Nel nostro caso, dunque, gli elementi della verità storica sono tutti presenti. Dal depistaggio iniziale del “cedimento strutturale” (che determinò la liquidazione dell’Itavia), alla fola della bomba, fino alla mancata presa in considerazione di ciò che era assolutamente evidente: che, una volta scartata perché completamente arbitraria l’ipotesi della distruzione deliberata, rimaneva soltanto quella dell’errore.
Inutile, però farsi delle illusioni. Tra qualche giorno o tra qualche settimana, nessuno parlerà più dei passeggeri dell’Itavia e del loro bisogno di giustizia e soprattutto di verità. E per le ragioni che abbiamo ricordato all’inizio di questa nota.

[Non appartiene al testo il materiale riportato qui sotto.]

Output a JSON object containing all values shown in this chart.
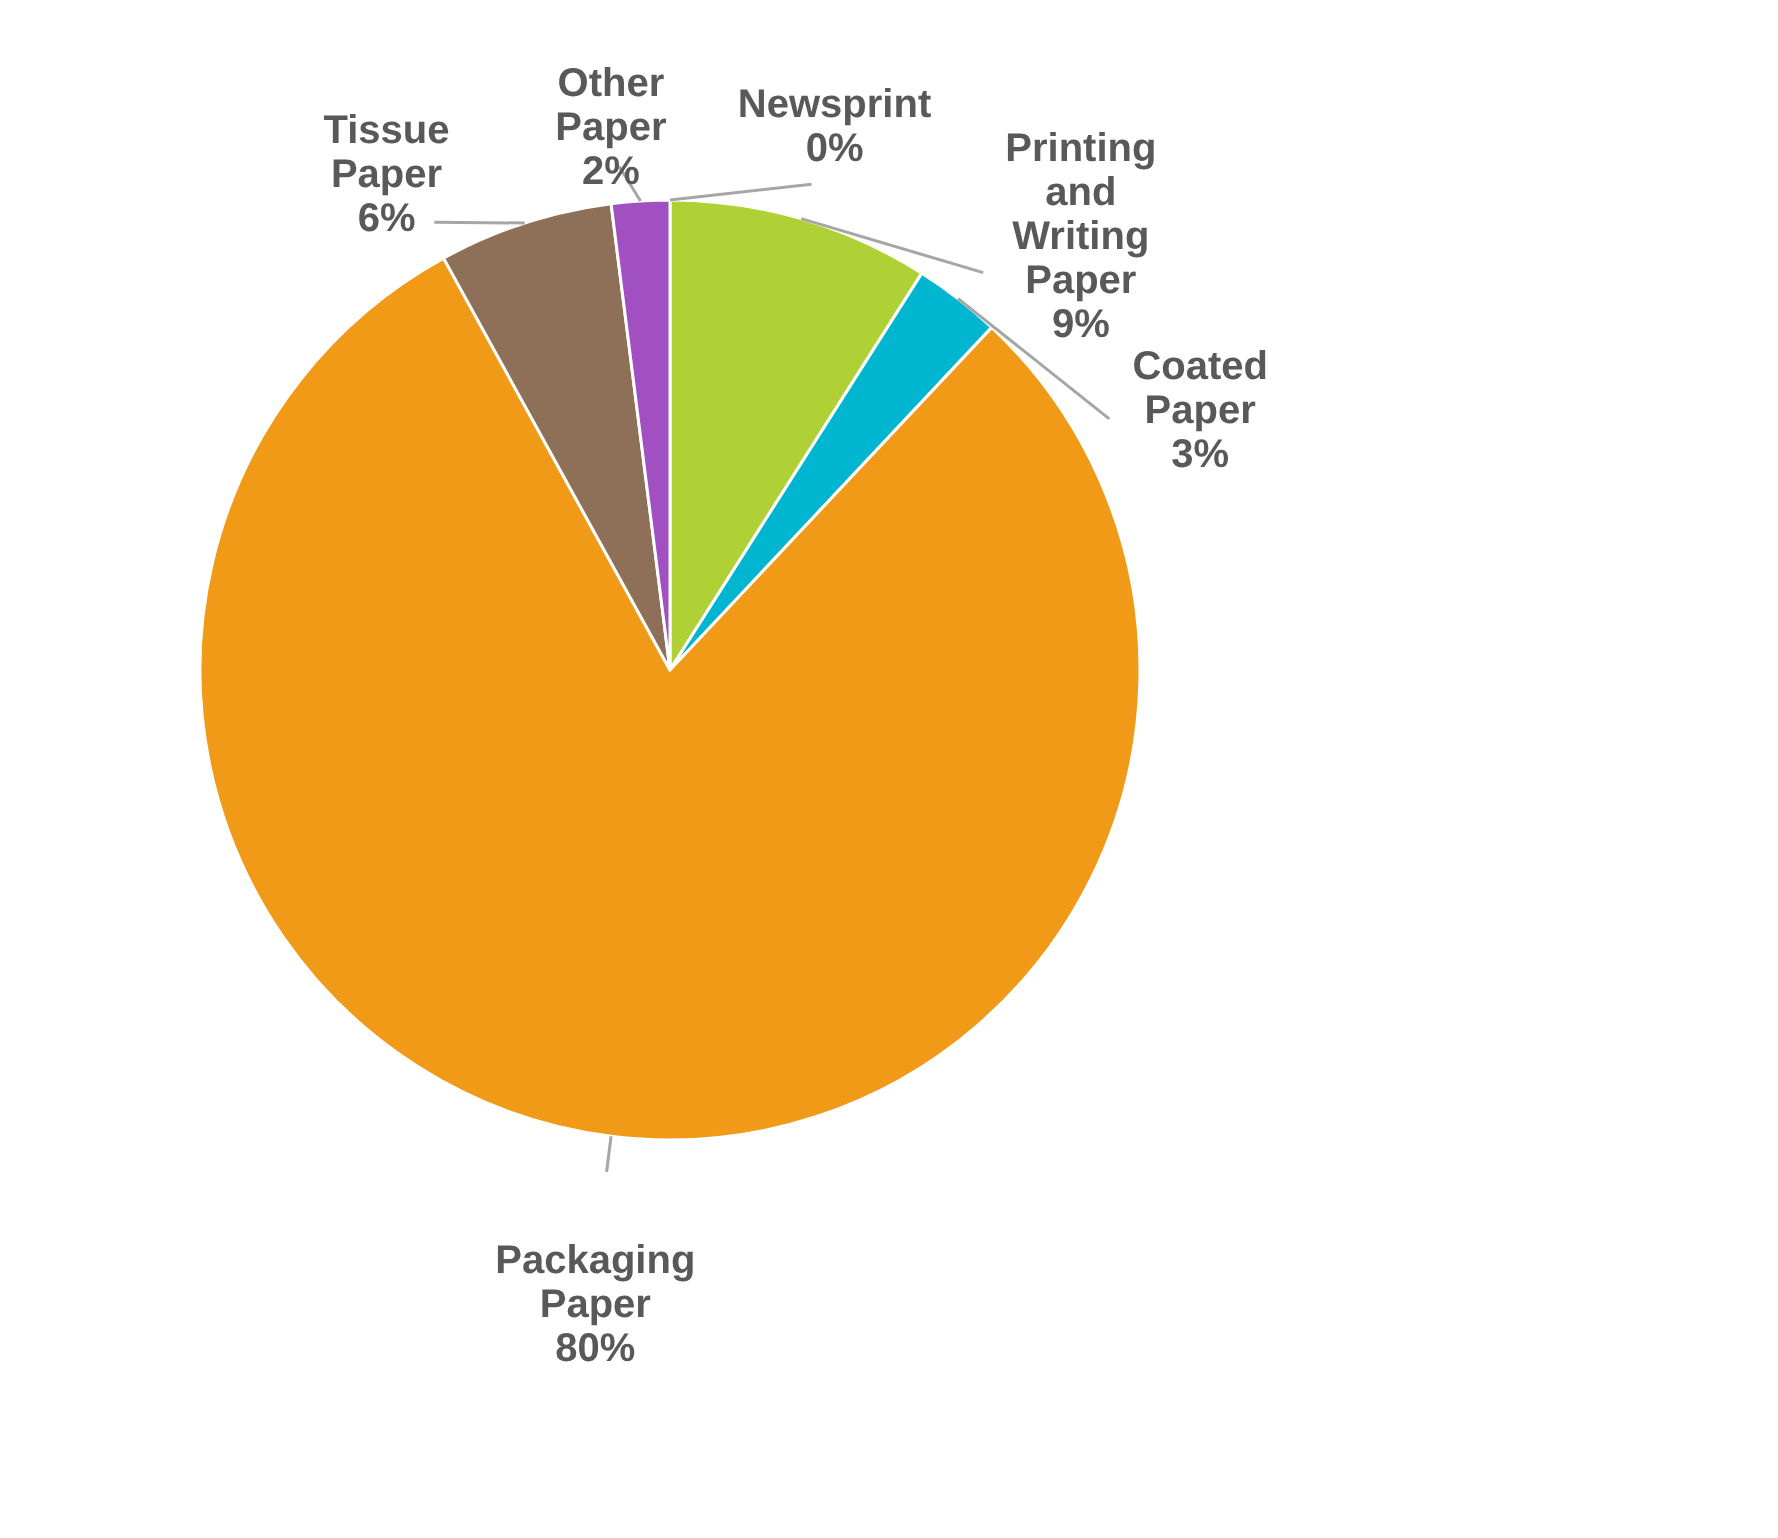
{
  "chart_data": {
    "type": "pie",
    "categories": [
      "Newsprint",
      "Printing and Writing Paper",
      "Coated Paper",
      "Packaging Paper",
      "Tissue Paper",
      "Other Paper"
    ],
    "values": [
      0,
      9,
      3,
      80,
      6,
      2
    ],
    "value_labels": [
      "0%",
      "9%",
      "3%",
      "80%",
      "6%",
      "2%"
    ],
    "colors": [
      "#f08a8a",
      "#b0d136",
      "#00b5d0",
      "#f09a18",
      "#8e7058",
      "#a050c0"
    ],
    "legend": false
  }
}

Ci limitiamo quindi, in conclusione, ad aggiungerne un’altra. Il fatto che a bloccare la ricerca di verità condivise è stato anche, nel corso del tempo, l’uso strumentale di questa ricerca al servizio di pregiudizi ideologici o di interessi di partito o di gruppo. E basti pensare, a questo riguardo alle “stragi di stato”, alla “questione morale” e soprattutto all’interpretazione che della vicenda Moro darà il Pci, sino a portarlo, anni dopo, ad aderire, senza se e senza ma, alla controrivoluzione di Mani pulite.
Doveroso, allora, ricordare, in primo luogo a noi stessi, che il Psi si muoverà, anche a suo danno, in tutt’altra direzione. Che potremmo definire nel segno del revisionismo. O, più esattamente, di quella vera e propria rivoluzione culturale avviata all’indomani del Midas.
C’è qualcosa che unisce i vari elementi di questo percorso. Che si tratti del Vangelo socialista o del caso Tobagi. Di Ustica o del “governo dei tecnici e degli onesti”. Del pacifismo o della questione palestinese. Ed è la reazione istintiva e qualche volta fuori misura contro il falso. Leggi contro un sistema caratterizzato dalla non corrispondenza tra le parole e le cose.
Mani pulite sarà il coronamento di questo sistema. E il Psi, assieme al suo leader, ne uscirà distrutto.
Ragione di più per ricordare agli immemori quelle lontane vicende.